A colonel claims he was forced to leave the Army after he was condemned for stating “men cannot be women”.
Dr Kelvin Wright says a "hellish" investigation was carried out as his “honour was attacked” with a transphobia complaint.
The 54-year-old shared a post on his private Facebook account from Fair Play for Women - a campaign group that works with governing bodies to preserve women’s sport for those born female.
The quote from Helen Joyce, a feminist campaigner, said: “If women cannot stand in a public place and say ‘men cannot be women’, then we do not have women’s rights at all.”
The 54-year-old shared a post on his private Facebook account from Fair Play for Women - a campaign group that works with governing bodies to preserve women’s sport for those born female
A junior officer then warned him that his gender-critical views could go against the Ministry of Defence transgender policies.
The Army’s “LGBT champions” allegedly created a seven-page report about his “substandard behaviour” which Wright was unable to see.
In May, a formal investigation was opened which could have seen him dismissed or censured under the Major Administrative Action process, which would have involved him making a statement.

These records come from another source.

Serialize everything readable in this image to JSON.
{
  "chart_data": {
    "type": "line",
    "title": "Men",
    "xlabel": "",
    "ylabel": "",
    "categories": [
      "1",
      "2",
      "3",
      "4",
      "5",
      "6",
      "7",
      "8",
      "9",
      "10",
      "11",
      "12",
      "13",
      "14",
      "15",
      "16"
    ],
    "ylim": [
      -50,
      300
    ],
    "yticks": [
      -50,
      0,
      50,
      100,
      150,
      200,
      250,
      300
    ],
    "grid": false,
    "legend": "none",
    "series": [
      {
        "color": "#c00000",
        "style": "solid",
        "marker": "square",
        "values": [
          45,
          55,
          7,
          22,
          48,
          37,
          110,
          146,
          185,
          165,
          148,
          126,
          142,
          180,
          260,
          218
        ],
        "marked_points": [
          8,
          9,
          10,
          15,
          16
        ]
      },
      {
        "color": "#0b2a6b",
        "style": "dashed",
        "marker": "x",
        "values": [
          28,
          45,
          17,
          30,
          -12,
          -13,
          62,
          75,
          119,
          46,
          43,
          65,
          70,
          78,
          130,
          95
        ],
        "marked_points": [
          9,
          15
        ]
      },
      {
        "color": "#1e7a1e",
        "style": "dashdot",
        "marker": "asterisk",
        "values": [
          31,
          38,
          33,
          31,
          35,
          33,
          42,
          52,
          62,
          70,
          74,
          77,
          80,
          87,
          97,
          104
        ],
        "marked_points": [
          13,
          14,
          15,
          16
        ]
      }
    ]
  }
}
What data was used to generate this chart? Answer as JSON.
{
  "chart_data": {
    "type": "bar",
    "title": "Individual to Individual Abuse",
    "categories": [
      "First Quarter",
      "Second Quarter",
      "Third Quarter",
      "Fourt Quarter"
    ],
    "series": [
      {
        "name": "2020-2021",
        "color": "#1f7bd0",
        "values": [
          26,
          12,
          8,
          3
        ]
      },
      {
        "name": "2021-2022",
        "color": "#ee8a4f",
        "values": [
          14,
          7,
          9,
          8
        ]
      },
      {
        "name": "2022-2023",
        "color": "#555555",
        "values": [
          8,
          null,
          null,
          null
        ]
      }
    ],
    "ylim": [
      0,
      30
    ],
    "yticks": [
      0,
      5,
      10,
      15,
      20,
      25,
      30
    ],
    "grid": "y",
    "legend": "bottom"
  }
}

This month, Wright felt forced to retire six years earlier than planned meaning his Army pension has been cut.
The colonel, who led a team of 60 troops in 306 Hospital Support Regiment alongside working as an NHS intensive care consultant, is being supported by the Free Speech Union, which has appointed an employment barrister to defend him.
“This attack on my honour made my position completely untenable. I could no longer remain in an Army which treated its officers with such disrespect," he told The Telegraph.
“What message does it send to women in the Army, that merely for noting the existence of women and women’s rights even a colonel can be placed under investigation? I therefore feel there is no other choice but to make this matter public.
“It makes you wonder who is running the Army: the Chief of the Defence Staff, or Stonewall?”
He said that he is now “taking the gloves off” because “I want my name cleared, my honour cleared”.
Wright added: “This is about freedom of speech and protection of women – there is nothing that ever says I have been anti-trans or anti-LGBT at all... I have never let any of my beliefs interfere with my command.
“As a commanding officer, I annually teach my soldiers about moral courage, doing the right thing and treating others with respect.
"Someone with a bit of moral courage could have said this is absolutely trivial, this should be dismissed early on and we should get on with the business of war-fighting, should it ever happen.”
An Army spokesman said: “We are aware of a post shared by a service person to their own personal social media account which may have caused offence. We are not prepared to comment further as this is an ongoing internal matter.”